The popularity of the fintech sector has led to huge developments from major corporations such as Google, Apple, and Mastercard, but more importantly it has inspired endless startups to get their feet wet, and their rapidly approaching the likes of those aforementioned. For example, Kenya has been making headlines for making some of the most drastic fintech innovations in the shortest time, as their inaccessibility to national internet distribution and modern tech such as smartphones and computers has made progress slow up until approximately 2005. One way in which they’ve made progress came from telecommunications company Safaricom, which developed its service called M-Pesa which allows users to make transactions without the use of an internet connection, but rather uses a technology similar to the likes of text messaging. Startups say they have the upper hand over long standing giants as their foundations have been laid with the newest technologies, which provides them the opportunity to offer very specific and tailored services to their customers.
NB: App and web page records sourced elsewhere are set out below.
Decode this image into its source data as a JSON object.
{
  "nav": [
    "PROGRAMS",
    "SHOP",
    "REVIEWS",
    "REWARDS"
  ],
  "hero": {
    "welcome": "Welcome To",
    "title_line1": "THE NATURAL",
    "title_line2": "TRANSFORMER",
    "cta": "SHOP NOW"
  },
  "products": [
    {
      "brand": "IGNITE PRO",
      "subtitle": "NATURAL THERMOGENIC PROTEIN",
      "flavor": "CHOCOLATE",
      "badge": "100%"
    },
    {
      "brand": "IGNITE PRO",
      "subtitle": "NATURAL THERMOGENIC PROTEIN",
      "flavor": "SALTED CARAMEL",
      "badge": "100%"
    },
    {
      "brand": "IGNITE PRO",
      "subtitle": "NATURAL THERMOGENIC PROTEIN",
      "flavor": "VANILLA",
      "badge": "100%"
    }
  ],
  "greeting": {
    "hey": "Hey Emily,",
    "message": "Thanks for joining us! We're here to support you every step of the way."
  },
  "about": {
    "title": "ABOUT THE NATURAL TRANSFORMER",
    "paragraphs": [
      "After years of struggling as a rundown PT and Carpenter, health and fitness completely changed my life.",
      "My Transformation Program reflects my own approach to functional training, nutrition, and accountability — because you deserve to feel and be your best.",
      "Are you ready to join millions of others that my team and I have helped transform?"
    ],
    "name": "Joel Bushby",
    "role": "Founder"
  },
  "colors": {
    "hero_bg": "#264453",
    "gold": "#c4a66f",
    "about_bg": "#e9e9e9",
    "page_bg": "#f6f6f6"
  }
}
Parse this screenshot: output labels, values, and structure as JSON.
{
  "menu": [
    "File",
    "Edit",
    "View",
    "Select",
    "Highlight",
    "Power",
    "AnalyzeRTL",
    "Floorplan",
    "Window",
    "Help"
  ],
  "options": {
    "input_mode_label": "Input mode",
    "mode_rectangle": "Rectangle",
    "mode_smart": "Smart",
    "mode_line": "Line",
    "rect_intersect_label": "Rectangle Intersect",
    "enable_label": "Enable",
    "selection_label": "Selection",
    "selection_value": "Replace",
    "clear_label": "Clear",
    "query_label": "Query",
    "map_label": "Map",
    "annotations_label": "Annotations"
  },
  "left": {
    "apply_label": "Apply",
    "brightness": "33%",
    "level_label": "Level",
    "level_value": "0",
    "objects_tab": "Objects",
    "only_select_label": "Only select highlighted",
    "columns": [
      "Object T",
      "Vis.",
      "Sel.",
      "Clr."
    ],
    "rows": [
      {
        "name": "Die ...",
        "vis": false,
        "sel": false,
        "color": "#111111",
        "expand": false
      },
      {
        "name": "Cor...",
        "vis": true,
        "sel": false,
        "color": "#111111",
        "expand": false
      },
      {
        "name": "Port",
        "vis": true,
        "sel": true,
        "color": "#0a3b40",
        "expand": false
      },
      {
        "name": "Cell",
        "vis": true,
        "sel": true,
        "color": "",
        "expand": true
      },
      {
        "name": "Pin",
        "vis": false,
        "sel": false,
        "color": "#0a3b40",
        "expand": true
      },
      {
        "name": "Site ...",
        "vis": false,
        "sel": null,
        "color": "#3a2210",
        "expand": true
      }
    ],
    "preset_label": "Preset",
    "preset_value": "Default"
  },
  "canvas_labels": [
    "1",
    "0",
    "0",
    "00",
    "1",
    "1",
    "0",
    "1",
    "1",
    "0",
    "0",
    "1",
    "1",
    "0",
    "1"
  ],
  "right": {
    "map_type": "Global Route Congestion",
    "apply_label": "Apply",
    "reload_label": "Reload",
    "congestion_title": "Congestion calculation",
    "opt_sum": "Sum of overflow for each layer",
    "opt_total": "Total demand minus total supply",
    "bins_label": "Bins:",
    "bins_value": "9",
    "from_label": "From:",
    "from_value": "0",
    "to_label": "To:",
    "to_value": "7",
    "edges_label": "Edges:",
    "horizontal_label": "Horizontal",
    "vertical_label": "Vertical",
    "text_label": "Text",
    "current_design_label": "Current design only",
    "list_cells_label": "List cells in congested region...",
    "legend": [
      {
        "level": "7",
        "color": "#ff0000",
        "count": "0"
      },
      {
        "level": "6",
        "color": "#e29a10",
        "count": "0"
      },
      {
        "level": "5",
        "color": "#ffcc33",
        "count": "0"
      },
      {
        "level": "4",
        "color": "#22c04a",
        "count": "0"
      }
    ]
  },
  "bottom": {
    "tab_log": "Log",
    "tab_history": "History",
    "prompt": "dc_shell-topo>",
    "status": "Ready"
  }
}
However, competing with giants such as Galileo and Marqeta will take more than this, as they easily still dominate the market.
On top of this, other challenges for businesses entering this space include banks’ willingness to work with startups over major fintech corporations such as payment processor Stripe, and the issue of trying to increase the number of customers sharing partners as companies grow larger. The choice of who to involve themselves with will be a challenging one for businesses entering the sector for the first time, as the choice is overwhelming. From giants such as Galileo and Marqeta, to countless startups with limitless potential, choosing a proper business partner is worth the research and effort it takes to make such a decision.